In the past few years, the number of people who use cryptocurrency has grown by a huge amount. What used to be hidden away in dark corners of the internet is now widely known. In its short history so far, it has gone public, broken market records, and crashed.
During the pandemic, this digital currency was used a lot more than before. Bitcoin went from being worth $8,000 in November 2019 to being worth more than $67,500 in November 2021. The FCA says that crypto’s popularity also grew: by June 2021, 2,3 million Britons had invested in crypto, which is a 20% increase from the year before.
After reaching those dizzying heights, though, cryptocurrency fell just as quickly as it had risen. In the spring of 2022, $2 trillion was wiped out around the world.
Even so, cryptocurrencies, of which there are many, aren’t going away any time soon. WisdomTree did some research and found that investors, especially younger ones, are sticking with digital coins, at least for now. More and more people are also able to buy things online with crypto.
Since cryptocurrency is still popular, it is still a good idea to know at least the basics about it. Here are some facts about digital payments, how they work, and how you can use them in the future.
What is cryptocurrency?
Cryptocurrency is a type of digital currency that uses cryptography to keep it safe.
Bitcoin was the first cryptocurrency and is still the most well-known one to this day. It was set up by Satoshi Nakamoto between the end of 2008 and the beginning of 2009. He wanted to make something called a “peer-to-peer electronic cash system,” which he did. This means that there isn’t a single server in charge of everything. It’s like how people share files with each other on networks.
How does it work?
A network of peers is what makes a cryptocurrency work. These peers keep track of the history of every transaction and the balance of every account. Every person who uses a cryptocurrency like Bitcoin must keep track of what’s going on using something called blockchain. It is a public log of all the transactions that take place on the network.
When a transfer happens, the sender and recipient’s keys, or wallet addresses, along with the amount to be sent are put into a file. But before it can be sent, the transaction must be confirmed by a minor, who then marks it as legal and sends it into the network.
When a transaction happens, the information is sent to the network almost right away so that everyone can see it. It takes time to get the minors to sign off on the deal. Once the transaction is confirmed, it can’t be changed or faked. But while the transaction is still in progress, it can be faked. This is why the minor’s confirmation is so important. The transaction is added to the blockchain in this way.
Really, anyone can be a minor. But to stop everyone from trying to be a minor, which could lead to fake transactions and break the whole system, the founder made it hard to become one. As a side note, you get paid for each cryptologic puzzle you solve (which confirms a transaction).
Setting up cryptocurrency payments
Before you begin accepting cryptocurrency payments, you need to be set up to do so. There are two different ways to do this. You can either set it up on your own without using a third-party processor (the complicated way). Or you can sign up with a payment provider that does all the hard work of converting the currency for you (the more expensive route).

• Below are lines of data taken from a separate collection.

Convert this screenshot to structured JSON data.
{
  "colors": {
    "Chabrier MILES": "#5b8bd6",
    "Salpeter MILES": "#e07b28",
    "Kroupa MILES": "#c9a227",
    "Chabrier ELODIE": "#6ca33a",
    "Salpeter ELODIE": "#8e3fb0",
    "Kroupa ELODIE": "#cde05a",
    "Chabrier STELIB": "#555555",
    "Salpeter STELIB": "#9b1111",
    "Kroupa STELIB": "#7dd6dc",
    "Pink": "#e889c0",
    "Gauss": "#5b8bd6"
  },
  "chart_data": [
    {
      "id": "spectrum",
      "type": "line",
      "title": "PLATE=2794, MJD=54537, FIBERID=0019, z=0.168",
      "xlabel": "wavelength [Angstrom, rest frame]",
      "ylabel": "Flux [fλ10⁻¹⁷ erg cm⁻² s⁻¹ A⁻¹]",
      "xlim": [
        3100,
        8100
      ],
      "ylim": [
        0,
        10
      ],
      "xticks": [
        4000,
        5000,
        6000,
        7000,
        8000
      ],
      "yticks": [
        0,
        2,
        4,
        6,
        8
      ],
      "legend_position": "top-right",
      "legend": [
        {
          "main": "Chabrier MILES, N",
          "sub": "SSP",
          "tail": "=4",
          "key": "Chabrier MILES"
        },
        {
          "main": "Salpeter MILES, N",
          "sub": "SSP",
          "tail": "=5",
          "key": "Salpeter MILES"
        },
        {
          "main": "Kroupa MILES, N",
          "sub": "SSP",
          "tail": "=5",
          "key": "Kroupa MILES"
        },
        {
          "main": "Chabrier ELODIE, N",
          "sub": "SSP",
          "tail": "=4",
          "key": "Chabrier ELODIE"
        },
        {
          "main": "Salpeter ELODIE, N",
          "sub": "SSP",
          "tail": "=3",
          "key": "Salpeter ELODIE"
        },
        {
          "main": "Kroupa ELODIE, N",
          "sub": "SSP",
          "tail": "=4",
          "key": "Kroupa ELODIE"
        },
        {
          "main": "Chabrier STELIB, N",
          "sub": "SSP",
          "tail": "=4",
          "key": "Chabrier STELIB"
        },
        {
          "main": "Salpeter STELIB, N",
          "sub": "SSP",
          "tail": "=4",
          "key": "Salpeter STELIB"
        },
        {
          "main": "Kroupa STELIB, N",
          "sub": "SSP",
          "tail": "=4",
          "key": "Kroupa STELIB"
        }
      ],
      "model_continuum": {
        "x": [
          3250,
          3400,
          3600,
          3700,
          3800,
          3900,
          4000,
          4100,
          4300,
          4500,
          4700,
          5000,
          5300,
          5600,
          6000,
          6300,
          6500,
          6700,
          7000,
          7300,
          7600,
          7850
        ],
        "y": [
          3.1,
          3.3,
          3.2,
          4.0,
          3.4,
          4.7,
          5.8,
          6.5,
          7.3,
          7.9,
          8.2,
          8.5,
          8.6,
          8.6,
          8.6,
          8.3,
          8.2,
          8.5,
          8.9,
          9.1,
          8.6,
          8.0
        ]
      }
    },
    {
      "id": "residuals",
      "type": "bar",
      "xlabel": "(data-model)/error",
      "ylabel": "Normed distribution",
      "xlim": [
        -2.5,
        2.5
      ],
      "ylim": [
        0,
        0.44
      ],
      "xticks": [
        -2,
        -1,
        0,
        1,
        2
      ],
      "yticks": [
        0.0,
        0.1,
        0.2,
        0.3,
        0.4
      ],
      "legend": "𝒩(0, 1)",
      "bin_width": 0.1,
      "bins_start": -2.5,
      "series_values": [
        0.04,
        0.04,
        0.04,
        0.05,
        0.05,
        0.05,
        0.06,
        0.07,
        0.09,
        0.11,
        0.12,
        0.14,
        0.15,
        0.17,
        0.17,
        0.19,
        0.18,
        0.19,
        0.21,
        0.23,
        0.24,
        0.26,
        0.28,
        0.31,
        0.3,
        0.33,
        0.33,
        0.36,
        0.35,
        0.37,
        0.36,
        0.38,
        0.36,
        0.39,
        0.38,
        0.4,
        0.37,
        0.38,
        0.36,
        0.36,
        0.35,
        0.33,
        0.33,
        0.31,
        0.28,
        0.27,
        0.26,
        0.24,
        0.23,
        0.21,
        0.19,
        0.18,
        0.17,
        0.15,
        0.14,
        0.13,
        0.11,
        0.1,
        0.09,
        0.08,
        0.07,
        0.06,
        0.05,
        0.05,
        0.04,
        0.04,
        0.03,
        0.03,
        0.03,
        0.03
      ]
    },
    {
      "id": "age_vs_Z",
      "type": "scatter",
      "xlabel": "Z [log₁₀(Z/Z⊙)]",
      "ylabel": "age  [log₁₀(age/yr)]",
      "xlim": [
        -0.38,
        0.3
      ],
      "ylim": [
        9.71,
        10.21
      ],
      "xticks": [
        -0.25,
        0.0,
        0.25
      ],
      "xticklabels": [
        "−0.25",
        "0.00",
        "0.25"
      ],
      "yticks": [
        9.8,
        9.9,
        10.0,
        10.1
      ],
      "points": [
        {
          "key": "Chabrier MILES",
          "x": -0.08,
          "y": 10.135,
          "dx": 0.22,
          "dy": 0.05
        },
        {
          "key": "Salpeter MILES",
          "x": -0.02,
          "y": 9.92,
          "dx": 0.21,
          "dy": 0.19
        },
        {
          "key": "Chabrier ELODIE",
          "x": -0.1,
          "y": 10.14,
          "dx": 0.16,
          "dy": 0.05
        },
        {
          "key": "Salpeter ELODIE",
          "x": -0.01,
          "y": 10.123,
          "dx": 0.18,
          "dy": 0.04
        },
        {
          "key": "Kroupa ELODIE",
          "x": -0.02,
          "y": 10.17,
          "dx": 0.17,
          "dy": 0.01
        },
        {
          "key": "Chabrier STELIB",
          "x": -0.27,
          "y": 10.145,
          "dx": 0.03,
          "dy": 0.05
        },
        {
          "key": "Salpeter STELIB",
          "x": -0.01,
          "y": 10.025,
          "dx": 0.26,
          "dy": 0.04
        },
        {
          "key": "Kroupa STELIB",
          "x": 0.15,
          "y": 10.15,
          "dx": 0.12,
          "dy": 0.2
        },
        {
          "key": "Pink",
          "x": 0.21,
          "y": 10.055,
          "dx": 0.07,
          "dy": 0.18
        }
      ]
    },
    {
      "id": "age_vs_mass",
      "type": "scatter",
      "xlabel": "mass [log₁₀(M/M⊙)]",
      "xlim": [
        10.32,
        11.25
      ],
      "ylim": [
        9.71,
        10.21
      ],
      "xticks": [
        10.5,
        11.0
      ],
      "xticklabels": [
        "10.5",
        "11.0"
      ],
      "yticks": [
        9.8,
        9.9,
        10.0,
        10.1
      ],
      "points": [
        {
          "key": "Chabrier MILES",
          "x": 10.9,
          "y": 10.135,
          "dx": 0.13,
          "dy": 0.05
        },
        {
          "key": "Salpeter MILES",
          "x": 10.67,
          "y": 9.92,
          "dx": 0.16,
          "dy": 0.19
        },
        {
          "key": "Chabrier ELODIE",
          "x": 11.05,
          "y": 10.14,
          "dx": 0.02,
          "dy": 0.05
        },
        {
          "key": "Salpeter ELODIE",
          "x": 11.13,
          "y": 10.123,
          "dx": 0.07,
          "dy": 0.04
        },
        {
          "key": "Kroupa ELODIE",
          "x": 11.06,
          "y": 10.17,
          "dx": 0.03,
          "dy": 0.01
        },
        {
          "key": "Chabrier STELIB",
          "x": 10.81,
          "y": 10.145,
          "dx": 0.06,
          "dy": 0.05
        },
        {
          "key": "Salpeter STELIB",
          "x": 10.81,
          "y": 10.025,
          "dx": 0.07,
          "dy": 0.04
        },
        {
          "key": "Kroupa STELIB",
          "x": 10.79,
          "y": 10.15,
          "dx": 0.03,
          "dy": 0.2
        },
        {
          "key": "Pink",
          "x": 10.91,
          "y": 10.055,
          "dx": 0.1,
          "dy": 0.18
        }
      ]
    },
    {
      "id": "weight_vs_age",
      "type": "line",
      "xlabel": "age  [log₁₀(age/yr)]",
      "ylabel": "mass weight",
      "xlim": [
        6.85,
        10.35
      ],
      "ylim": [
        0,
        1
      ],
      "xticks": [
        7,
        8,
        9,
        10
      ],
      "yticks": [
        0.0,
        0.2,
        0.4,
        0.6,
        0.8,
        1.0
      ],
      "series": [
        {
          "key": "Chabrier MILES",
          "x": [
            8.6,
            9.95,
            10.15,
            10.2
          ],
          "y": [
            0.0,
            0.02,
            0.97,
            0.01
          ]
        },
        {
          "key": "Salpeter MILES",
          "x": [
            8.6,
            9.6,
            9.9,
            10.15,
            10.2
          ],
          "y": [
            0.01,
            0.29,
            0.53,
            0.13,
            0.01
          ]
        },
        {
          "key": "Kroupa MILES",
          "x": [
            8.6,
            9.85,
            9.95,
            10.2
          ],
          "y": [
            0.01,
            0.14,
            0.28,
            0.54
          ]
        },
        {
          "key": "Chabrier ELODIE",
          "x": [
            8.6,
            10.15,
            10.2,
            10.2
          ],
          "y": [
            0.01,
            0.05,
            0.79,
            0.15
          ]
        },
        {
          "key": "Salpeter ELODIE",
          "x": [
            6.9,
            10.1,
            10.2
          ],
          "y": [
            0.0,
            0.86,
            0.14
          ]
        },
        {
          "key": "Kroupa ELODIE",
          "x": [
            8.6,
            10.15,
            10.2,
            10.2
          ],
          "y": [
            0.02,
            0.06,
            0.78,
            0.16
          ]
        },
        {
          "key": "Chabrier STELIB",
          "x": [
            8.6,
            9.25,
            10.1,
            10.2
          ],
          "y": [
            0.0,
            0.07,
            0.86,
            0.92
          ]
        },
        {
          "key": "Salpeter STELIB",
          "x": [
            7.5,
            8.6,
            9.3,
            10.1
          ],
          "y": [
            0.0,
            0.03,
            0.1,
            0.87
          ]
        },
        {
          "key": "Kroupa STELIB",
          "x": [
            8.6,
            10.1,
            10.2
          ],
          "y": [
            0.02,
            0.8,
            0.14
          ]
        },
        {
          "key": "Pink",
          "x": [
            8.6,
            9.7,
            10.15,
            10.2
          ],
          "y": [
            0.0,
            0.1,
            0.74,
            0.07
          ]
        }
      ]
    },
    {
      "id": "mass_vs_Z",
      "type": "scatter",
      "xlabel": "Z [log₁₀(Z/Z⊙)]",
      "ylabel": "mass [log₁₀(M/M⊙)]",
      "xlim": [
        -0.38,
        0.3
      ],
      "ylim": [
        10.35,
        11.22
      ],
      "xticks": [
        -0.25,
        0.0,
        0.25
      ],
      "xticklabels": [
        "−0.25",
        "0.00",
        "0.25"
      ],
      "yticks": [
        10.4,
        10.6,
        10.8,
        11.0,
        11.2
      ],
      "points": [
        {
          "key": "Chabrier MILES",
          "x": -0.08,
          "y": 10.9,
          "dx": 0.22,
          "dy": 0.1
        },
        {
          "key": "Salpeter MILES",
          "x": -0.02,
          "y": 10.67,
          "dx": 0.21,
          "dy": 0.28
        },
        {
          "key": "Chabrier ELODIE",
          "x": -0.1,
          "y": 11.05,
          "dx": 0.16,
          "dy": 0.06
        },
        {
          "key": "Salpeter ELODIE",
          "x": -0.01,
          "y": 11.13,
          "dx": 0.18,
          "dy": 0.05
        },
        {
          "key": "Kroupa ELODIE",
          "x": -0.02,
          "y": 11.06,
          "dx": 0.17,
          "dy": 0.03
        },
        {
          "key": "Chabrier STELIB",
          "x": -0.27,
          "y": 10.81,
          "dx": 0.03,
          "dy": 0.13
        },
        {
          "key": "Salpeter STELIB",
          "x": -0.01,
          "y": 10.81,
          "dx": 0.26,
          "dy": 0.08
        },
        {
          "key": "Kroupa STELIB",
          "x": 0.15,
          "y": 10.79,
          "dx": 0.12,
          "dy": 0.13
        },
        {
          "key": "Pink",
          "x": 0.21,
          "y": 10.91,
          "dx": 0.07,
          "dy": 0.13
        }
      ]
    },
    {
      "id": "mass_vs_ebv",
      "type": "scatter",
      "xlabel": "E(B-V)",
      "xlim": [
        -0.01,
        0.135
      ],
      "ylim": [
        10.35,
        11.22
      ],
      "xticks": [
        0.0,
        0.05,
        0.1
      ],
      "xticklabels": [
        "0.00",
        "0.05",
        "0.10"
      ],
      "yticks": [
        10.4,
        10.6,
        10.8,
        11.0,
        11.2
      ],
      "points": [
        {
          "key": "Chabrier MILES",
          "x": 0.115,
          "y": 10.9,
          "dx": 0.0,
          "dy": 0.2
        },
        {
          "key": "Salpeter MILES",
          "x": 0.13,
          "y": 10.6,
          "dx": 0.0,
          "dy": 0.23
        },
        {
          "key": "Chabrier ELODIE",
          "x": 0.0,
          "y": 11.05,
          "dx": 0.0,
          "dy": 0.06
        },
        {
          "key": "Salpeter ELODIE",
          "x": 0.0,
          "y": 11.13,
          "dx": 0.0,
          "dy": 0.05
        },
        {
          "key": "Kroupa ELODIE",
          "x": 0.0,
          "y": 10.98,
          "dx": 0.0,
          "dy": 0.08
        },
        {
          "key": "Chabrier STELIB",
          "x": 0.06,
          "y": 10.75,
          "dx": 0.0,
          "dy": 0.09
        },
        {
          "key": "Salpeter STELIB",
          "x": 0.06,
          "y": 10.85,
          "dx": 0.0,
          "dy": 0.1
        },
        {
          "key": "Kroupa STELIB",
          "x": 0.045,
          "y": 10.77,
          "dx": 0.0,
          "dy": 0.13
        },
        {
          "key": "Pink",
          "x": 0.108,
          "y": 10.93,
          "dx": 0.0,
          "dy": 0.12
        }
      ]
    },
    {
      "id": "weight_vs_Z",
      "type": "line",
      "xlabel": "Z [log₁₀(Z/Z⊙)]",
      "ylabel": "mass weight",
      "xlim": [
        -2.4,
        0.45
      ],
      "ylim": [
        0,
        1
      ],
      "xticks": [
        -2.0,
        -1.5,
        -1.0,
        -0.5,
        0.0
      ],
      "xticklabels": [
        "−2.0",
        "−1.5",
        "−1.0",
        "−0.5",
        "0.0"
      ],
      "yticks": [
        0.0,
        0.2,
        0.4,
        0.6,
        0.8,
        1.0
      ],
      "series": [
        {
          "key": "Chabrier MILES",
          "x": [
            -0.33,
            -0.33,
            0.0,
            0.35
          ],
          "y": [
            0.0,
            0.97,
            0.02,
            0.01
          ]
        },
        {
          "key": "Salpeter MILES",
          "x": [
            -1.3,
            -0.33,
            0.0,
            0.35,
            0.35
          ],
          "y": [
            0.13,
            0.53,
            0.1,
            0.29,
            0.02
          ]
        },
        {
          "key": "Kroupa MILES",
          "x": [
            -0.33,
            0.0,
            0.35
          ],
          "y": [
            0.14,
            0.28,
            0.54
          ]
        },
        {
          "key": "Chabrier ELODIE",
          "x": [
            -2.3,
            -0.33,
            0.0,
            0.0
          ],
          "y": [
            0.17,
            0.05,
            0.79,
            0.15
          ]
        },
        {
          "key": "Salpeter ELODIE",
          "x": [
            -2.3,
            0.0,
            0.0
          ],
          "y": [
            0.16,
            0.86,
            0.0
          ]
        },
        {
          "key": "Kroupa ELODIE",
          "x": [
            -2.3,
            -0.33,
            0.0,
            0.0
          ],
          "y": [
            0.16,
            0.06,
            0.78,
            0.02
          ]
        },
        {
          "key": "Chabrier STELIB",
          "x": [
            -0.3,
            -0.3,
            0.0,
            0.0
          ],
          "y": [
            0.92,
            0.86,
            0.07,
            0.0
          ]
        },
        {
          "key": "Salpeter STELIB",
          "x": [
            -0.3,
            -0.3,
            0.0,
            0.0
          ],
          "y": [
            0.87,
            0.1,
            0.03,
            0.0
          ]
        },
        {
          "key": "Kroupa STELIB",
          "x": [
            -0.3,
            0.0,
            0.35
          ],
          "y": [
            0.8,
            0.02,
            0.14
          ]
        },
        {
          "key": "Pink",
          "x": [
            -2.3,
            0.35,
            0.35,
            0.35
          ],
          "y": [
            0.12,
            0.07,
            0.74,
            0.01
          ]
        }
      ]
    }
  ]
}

If you plan to set up payment yourself, you will need to manually setup a wallet and exchange accounts to receive payments. Depending on the type of wallet you choose, that will dictate the type of currency you can accept. The hard part then is programming everything needed to implement the payment: addresses, transfers, security and interface to make the payment.
If you don’t feel comfortable doing the programming required for setting up the payment, you can sign up with a payment provider. These companies do all the work for you. But be prepared for service charges. Some companies charge per transaction while others charge when you cash out your coins into your bank.
Properties of a transaction
There are five main properties of cryptocurrency payments that have made companies like Bitcoin so appealing (or not appealing depending on your take):
- Irreversible: As we’ve already talked about, once a minor agrees to a transaction, it’s set in stone and can’t be changed. No one, not even the bank or the person who started the transaction, can change it. The good thing about this is that it can’t be faked and used for something else. The bad thing is that you can’t get your money back if you send it to the wrong person.
- Pseudonymous: In the world of cryptocurrencies, everyone on the network can see all transactions, but no one knows who you really are. Transactions are made using strings of characters that are called addresses.
- Transactions happen quickly because they can happen anywhere, at any time, and to anyone in the world. They are sent into the network almost right away, and it only takes a few minutes for them to be confirmed.
- Secure: Since cryptocurrency is made with a cryptographic system, only you can see the key you need to make a transaction. Your key is made of a chain that is almost impossible to break.
- You don’t need permission: The currency can be used by anyone. No one has to give you permission to join or send transactions, and nobody can stop you.